Malaysia denies abuses vs Filipinos in Sabah
MANILA, Philippines – Malaysia on Wednesday categorically denied the alleged human rights abuses committed by its security forces against Filipinos in Sabah, saying that their security forces have been complying with the law.
“The Malaysian Government strongly rejects allegations of human rights abuses in Sabah, Malaysia as recently reported by some Media in the Philippines,” the Malaysian Ministry of Foreign Affairs said in a statement released Wednesday evening.
“The Malaysian Government wishes to assure all concerned that the Malaysian authorities continue to act in accordance with the applicable domestic laws and international law in discharging their responsibilities in the face of blatant aggression by the armed militant group from the neighbouring southern Philippines,” it said.
The Malaysian embassy cited reports by the Philippine Daily Inquirer, which, along with INQUIRER.net, is a member of the Inquirer Group of Companies, on the experiences of refugees who fled Sabah and returned to their homes in Tawi-Tawi province to avoid being caught in the hostilities between Malaysian security forces and the supporters of the Sultan of Sulu led by Raja Muda Agbimuddin Kiram.

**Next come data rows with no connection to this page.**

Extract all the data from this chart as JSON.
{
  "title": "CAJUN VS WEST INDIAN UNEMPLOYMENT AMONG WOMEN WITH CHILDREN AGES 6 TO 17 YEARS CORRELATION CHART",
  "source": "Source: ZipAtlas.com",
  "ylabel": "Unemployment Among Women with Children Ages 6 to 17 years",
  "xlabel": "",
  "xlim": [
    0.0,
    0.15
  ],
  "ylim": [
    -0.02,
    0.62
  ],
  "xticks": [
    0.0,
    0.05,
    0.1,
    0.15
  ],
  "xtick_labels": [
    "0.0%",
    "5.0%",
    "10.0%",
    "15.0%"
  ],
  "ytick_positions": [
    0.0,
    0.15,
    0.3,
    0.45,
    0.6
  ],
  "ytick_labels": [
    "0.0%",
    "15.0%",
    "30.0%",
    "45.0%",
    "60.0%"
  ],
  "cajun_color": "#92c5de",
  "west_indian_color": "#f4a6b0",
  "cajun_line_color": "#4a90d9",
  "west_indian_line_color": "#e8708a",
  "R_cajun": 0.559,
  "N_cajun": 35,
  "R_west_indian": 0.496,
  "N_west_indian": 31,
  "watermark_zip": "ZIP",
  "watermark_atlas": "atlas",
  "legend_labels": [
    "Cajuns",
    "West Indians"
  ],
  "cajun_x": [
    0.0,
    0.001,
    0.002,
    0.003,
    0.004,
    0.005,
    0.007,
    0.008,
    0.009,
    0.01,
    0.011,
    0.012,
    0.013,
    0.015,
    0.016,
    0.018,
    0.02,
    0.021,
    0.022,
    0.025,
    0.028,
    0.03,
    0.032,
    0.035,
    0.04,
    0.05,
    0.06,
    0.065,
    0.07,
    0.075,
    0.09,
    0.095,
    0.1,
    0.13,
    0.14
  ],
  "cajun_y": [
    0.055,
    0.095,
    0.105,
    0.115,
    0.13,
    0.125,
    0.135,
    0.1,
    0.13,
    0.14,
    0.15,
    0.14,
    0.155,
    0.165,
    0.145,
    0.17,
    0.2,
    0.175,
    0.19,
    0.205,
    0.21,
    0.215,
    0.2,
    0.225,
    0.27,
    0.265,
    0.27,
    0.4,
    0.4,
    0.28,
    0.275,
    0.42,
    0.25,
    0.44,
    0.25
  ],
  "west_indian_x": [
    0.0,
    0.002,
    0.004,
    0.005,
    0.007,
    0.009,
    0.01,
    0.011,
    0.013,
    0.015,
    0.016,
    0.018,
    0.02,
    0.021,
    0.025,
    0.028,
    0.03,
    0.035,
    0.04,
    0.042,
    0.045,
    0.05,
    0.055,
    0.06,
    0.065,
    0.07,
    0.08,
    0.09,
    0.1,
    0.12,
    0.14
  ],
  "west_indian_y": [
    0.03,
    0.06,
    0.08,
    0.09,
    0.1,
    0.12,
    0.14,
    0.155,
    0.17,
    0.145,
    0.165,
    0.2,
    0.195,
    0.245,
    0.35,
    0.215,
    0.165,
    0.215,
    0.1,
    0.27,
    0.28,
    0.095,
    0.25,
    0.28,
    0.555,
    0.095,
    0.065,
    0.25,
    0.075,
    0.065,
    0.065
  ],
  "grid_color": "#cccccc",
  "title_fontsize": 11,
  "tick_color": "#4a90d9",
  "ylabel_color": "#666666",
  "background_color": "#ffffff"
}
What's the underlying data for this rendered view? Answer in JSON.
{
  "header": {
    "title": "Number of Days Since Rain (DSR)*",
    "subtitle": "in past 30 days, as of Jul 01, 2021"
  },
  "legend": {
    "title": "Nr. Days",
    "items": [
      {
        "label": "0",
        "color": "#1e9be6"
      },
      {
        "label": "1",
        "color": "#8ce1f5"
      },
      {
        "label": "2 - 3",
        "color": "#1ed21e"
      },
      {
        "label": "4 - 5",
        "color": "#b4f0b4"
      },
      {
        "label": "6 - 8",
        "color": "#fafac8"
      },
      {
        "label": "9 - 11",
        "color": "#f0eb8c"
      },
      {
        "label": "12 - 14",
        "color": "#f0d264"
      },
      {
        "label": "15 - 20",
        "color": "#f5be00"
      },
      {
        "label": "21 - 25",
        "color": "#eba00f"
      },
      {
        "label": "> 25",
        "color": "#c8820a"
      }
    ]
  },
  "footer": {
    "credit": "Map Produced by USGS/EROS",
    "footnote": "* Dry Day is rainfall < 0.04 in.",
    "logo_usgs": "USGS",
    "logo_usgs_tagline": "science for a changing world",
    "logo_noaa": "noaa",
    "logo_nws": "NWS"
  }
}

The refugees recounted how some Filipinos were being rounded up for being alleged supporters of Kiram who sailed to Sabah, upon orders of his brother Sulu Sultan Jamalul Kiram to reclaim what they insist was their rightful territory.
The refugees also claimed that some Filipinos were shot and killed by Malaysian police.
“The allegations published by Inquirer, one of the dailies in the Philippines on 9 and 10 March 2013, in particular have been found to be unjustified and unsubstantiated, and those reports clearly run counter to professional journalism,” the statement said.
“The reported allegations are fabrication of lies by those whose intention are to damage and strain the good and close relations between Malaysia and the Republic of the Philippines,” it said.
It further said that the Chief of Police and the Malaysian Defense Minister had both strongly denied the allegations that Malaysian security forces had committed any human rights abuses.
“The Chief of Royal Malaysian Police in Sabah, who is one of the top police officials overseeing the operation against the armed militant intruders in Lahad Datu and surrounding areas, had on 10 March 2013 categorically denied those allegations,” it said.
“That statement was confirmed on 11 March 2013 by the Minister of Defence of Malaysia, who also strongly denied allegations that the Malaysian security apparatus are randomly targeting Filipinos of Suluk/Tausug descent in Sabah,” the statement said.
The statement further said that it was taking all necessary measures to ensure that the “humanitarian needs of all civilians in the concerned areas are fully addressed.”